ARRC Updates Term SOFR Use Recommendations

Commentary by Nihal Patel

The Alternative Reference Rates Committee ("ARRC") updated its recommendations on permissible usage of Term SOFR.

ARRC updated its "Term SOFR Scope of Use Best Practice Recommendations," to, among other things, provide examples and explanations of certain key defined terms, and slightly expand certain use cases, while reiterating that Term SOFR should be "limited in order to remain consistent with financial stability and a sustainable system."

As previously covered, the ARRC's best practice recommendations support the use of SOFR Term Rates in end-user facing derivatives that hedge cash instruments linked to the term rates, and certain securitizations with underlying assets that are themselves tied to SOFR Term Rates.

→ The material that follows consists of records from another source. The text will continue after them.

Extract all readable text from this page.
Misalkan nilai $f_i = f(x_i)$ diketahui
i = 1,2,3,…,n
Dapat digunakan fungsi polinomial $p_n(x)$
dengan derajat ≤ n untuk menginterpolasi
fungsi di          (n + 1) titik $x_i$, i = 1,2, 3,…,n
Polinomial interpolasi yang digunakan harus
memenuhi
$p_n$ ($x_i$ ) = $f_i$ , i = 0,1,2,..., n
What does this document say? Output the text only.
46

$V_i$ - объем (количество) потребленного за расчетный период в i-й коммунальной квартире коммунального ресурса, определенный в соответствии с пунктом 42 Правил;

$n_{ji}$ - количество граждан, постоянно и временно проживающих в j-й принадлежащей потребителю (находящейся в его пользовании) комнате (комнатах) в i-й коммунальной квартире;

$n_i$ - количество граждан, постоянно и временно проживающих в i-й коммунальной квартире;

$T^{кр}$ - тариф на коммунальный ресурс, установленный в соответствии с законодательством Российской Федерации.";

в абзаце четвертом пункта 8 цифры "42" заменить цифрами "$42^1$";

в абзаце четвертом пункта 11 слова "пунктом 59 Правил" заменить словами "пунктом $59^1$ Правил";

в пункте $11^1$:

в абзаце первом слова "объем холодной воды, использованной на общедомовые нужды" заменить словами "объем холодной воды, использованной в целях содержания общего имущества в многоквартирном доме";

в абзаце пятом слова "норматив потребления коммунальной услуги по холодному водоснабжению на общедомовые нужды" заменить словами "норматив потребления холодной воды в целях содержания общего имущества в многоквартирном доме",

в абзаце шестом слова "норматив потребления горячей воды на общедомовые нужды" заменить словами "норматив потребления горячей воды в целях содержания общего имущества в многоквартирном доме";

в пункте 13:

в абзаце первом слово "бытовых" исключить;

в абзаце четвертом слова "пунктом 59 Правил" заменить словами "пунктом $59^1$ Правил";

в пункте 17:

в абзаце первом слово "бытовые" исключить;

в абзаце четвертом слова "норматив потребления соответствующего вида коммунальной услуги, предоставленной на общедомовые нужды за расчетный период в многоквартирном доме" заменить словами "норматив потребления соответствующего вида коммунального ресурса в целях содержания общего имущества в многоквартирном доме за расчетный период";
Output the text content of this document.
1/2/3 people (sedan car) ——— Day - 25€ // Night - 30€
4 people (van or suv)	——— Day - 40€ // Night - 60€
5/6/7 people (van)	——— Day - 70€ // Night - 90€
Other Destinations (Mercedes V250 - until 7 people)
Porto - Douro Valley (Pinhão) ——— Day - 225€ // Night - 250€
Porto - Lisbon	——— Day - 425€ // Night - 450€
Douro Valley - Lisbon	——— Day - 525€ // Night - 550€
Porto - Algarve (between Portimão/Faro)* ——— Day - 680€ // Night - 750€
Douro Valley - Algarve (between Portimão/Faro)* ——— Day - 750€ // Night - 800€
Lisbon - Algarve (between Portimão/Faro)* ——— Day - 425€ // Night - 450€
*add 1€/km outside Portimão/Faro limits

The revised recommendations provide for expanded use of Term SOFR in basis swap transactions with non-dealer market participants. The ARRC recognized that hedging with Term SOFR is likely to be more expensive than hedging with overnight SOFR and that the refinements to the Best Practice Recommendations do not change this. Instead, ARRC explained that the recommendations are intended to not make costs such that they would "shut[] down the availability" of Term SOFR hedging.

Commentary

The expanded recommendations are necessary reading for firms using Term SOFR. While not expansive in the way some market participants may have hoped, the examples and explanations are useful and, in some cases, effectively expand the scope of use by recognizing circumstances that arguably were not technically in line with the original recommendations but are consistent with the underlying policy aims.